What constitutes failure for a non-control Vault? Following the mission, or all Vault citizen killed? If it is following the mission/experiment, then 101 failed, as they did open the Vault a few times. If it is just survival, then a great many non-control Vaults didn't fail. Not every Vault was like FO3 tombs of doom where every single person got killed. A lot of the experiments were not very menacing, and more of an annoyance.
@OP, even though I don't agree with the theory, this is very well thought out and could contain some elements of what we will see in gameplay. For example, the inhabitants of Vault 111 go beyond just being pure breeds, they are technically the only human beings in existence with zero exposure to the FEV or to nuclear fallout, either directly or through their bloodline.
As for the rest of the theory, it's more than possible that the Enclave could have been involved, but I'm quite certain that it was the Institute who accessed Vault 111, many years before the Sole Survivor woke up from cryo, and I'm also certain that they didn't get in the same way that the protagonist did.
Also, if it was the Enclave, they would have recovered the Pip-Boy from the main door area.
The Enclave aren't the only ones with knowledge of all the vaults.
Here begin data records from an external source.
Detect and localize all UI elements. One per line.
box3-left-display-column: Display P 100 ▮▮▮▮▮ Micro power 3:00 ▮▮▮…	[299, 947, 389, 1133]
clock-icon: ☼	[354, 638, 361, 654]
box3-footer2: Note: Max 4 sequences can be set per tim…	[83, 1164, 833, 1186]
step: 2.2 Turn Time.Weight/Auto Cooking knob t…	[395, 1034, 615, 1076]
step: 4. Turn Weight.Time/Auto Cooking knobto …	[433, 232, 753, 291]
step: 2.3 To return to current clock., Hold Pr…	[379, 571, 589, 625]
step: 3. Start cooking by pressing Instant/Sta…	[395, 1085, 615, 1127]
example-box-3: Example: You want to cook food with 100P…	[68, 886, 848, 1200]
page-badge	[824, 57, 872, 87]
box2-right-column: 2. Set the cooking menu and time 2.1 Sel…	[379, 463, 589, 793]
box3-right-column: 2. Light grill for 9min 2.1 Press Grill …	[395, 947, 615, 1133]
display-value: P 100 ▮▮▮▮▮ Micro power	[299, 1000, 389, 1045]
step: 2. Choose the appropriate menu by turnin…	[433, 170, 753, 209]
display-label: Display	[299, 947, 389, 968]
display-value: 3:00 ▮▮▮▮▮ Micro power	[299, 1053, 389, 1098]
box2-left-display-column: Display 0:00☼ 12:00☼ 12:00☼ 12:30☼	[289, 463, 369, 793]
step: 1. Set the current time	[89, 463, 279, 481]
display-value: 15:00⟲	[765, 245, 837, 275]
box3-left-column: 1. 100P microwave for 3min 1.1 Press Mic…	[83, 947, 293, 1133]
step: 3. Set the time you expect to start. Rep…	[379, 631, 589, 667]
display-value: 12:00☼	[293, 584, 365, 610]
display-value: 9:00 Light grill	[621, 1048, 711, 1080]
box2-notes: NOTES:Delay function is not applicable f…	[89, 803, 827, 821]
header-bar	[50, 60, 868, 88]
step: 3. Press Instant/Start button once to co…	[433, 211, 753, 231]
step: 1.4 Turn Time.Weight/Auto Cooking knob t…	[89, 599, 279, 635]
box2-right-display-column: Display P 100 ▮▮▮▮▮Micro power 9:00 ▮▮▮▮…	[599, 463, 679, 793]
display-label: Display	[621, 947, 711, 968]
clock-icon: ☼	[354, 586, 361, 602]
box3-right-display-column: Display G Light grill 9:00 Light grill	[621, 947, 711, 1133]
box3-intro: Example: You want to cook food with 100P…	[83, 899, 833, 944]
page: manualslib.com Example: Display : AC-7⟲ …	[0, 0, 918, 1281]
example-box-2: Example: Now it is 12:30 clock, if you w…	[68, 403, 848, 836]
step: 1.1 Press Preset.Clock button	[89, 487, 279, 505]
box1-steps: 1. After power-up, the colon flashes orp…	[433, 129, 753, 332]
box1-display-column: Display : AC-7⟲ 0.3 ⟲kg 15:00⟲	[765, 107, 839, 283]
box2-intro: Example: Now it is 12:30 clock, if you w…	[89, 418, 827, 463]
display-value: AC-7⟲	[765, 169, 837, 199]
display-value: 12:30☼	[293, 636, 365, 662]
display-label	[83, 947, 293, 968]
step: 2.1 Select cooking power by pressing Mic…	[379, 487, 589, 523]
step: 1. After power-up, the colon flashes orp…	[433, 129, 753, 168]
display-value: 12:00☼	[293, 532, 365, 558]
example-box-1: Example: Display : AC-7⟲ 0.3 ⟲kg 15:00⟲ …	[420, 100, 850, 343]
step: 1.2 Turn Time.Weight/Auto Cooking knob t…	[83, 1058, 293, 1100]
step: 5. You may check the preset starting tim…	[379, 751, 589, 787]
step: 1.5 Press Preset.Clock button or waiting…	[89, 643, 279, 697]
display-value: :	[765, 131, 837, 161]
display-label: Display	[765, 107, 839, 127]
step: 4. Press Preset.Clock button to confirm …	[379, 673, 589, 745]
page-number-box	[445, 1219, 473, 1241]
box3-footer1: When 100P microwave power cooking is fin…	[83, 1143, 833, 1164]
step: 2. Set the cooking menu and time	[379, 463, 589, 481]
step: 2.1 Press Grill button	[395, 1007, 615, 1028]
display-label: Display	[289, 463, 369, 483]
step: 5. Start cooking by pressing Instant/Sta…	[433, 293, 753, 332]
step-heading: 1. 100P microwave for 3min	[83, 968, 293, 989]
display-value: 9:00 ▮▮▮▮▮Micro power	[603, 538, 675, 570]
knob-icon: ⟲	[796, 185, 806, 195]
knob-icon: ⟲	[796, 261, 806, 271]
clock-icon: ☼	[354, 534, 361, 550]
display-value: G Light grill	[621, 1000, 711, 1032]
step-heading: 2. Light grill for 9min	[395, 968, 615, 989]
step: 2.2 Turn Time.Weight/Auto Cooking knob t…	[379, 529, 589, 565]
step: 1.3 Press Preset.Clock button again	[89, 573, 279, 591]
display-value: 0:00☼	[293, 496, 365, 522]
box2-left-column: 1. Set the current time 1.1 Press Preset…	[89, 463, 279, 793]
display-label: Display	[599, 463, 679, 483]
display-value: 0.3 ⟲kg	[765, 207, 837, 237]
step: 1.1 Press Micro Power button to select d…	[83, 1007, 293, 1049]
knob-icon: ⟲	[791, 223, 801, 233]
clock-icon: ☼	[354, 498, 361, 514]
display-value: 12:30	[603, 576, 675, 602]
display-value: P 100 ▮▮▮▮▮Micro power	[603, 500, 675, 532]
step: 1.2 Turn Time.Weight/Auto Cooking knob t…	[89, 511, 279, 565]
If the Midwestern BoS has control of Vault 0 (which was in all of the endings for Fallout Tactics), then they'd know where all the vaults were as well, and could open them. Vault 0 was the "nucleus" of the vault network, able to open them all up when the Calculator deemed that the Wasteland was safe enough to inhabit again.
Well, by nature, Vault 101 IS a control Vault. It was not one of the commercial Vaults that Vault-Tec controlled, it was designed explicitly with the experiment of complete isolation. It failed when they decided to open the Vault before the Enclave could open it. It is not a 'failure' in the sense we know of: Ruined Vaults, horror story logs, et cetera but it is a failure experiment standards but that's not a bad thing since it was clear the Vault's gene pool is too thin by 2277 to last much longer.
The Pipboy is a literal plot device. If they're the ones that blasted that guy (note the dried blood stain near the skull), they probably just didn't bother with it; maybe there was a storage locker full of Pipboys they just hauled off.
Besides, I'd be more interested in the tech that keeps the place running than a smartwatch.